Of course, such an unintentionally funny, cornball pitch later became the stuff of kitsch, as Saturday Night Live and other postmodernists discovered Ron's work and took great joy in sending him up. Remember Dan Aykroyd blending a whole fish in the Bass-O-Matic? Even Weird Al wrote a song called "Mr. Popeil"—that's 15 minutes of infamy and then some. Not to mention guest shots on Letterman, Conan and Larry King.

Mind you, if masticating produce for "cold slaw" (as Ron pronounced it in an early TV spot) wasn't a priority in your life, it's still quite possible that one of Ronco's other fad-seeking missiles found you reaching for your credit card in the middle of the night. In which case, the Pocket Fisherman, Mr. Microphone, Rhinestone Stud Setter, Pasta Maker, Smokeless Ashtray or Electric Food Dehydrator might well have caught your eye. At 3 a.m., it's either Ron Popeil or greedy televangelists praying for your hard-won dollars, so take your pick: eternal salvation or tasty salmon jerky. I myself might go with the fish.

No less than Malcolm Gladwell was generous enough to dub Popeil an "inventor" in a reverent New Yorker piece, "The Pitchman." But, come on now, one doesn't immediately think of Popeil in the same mental breath as Henry Ford or Thomas Edison. Ron knew the difference himself, and was often quoted saying he'd rather have invented Velcro than Mr. Microphone. One point for humility.

Yes, the phonograph and horseless carriage were transformative examples of industrial know-how, whereas —to be selectively cruel—Ron's GLH-9 skull-spray and follicle simulator was at best a future punchline in the making. Bald spot? Pick a color and powder-coat the offending pothole with Ronco's hair-in-a-can (and make sure to save enough to tag a subway car later).

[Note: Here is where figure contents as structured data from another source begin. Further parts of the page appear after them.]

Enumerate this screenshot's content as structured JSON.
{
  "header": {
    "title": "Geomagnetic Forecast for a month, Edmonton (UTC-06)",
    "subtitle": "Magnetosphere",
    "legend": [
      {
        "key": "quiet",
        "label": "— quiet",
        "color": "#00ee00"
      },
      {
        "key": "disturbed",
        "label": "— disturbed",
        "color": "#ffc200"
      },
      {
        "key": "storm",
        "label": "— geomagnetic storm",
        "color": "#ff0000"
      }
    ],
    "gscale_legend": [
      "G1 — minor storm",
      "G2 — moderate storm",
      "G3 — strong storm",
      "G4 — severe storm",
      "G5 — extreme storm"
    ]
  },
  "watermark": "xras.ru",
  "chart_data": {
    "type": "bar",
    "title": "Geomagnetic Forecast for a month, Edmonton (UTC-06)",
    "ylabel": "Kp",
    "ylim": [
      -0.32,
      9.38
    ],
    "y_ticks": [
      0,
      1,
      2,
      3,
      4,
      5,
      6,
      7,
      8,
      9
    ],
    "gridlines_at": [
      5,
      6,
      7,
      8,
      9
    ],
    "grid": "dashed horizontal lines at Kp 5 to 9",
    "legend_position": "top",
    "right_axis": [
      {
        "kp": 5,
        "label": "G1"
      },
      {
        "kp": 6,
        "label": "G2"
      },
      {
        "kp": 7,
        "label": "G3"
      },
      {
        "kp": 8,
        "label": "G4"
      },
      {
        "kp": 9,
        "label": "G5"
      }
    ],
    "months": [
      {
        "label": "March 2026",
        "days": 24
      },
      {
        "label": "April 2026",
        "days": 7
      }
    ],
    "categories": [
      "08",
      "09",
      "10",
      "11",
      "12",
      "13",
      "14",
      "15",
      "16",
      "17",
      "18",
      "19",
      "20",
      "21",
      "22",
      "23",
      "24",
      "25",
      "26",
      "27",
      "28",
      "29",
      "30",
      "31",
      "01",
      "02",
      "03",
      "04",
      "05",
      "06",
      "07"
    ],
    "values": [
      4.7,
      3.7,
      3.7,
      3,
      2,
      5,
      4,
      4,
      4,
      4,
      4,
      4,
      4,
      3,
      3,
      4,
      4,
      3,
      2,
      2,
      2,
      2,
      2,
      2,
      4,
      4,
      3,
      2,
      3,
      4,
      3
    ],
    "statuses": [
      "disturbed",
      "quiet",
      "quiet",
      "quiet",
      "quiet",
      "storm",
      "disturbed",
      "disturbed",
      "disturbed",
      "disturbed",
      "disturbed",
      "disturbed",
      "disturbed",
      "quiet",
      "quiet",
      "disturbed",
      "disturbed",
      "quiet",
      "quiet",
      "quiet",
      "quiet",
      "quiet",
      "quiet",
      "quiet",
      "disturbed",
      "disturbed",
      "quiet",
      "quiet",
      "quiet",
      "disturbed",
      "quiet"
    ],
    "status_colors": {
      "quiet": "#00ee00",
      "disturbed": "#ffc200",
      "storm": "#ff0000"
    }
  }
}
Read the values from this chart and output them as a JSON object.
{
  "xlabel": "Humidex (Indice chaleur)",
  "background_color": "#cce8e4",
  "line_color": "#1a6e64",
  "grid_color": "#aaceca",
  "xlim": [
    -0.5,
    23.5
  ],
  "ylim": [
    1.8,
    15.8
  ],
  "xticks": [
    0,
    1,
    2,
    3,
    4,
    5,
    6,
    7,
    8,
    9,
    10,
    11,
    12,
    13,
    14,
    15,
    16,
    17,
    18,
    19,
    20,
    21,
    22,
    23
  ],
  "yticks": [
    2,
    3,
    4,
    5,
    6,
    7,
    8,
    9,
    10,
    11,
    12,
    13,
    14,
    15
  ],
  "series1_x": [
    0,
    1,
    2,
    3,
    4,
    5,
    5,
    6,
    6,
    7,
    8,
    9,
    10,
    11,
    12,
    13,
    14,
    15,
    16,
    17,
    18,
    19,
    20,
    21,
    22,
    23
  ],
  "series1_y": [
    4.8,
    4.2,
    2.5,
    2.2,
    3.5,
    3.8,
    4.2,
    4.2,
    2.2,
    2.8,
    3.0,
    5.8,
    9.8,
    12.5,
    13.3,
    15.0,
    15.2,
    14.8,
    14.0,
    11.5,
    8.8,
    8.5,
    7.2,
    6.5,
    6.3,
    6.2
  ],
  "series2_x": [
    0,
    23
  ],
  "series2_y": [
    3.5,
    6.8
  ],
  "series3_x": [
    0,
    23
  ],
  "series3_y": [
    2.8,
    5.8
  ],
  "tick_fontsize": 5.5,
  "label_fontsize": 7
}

The individual merits of Popeil's whatsit oeuvre aside, what glued my eyes to the tube were the shoestring, primitive production values that informed the look and feel of a Ronco production. De rigueur was the hired audience of wildly-clapping shills who, when prompted, also offered canned testimony lauding the utility and ease of his latest miracle device. And the sloppy, jump-cut edits looked like the work of a nearsighted butcher, not a practiced post-production hand. Hell, they probably used the Chop-O-Matic in the editing room as well—that's how versatile it is! (Orson Welles cut Citizen Kane on one, or so it is rumored.)

But I was even more fascinated and, frankly, mildly appalled by the brutally brusque, no-nonsense persona Ron crafted for the occasion, so woe betide women like poor Nancy Nelson, who often served as his hausfrau-ish and perky co-host. Case in point: While demo'ing his electric pasta-making machine, Ron interrupted her (admittedly inane) support patter constantly, at one point exhorting her to cut the idle claptrap and add a damned cupful of flour to the infernal spaghetti machine.

"Dump it in, dump it in!" he snapped as she tried to ask him yet another filler question. "Okay, don't talk to me," she sotto voce'd with a slight eye-roll and a wounded glance at the audience. "Just dump it in!" The obedient touts groaned and tittered a bit on her behalf, and frankly I wanted to break the fourth wall and arrest Generalissimo Popeil for creating a hostile work environment. Today, he might be facing time for such an indecorous display of second-banana shaming.

As for a fitting epitaph, it's regrettable that one of the marketing maestro's most quotable taglines was later revised to avoid costly civil liability lawsuits. The outside surface of the indispensable Ronco Showtime Rotisserie apparently superheated like the space shuttle tiles on reentry, and Popeil had to edit his immortal "set it and forget it" battle cry to warn home chefs against a prospective trip to the burn ward.

Here's hoping that the man himself is headed for a far cooler destination, and that we will never forget his place in the roster of pre-Cuisinart kitchen-gadget legends. Onions or not, we shed a tear in your memory, Ron Popeil.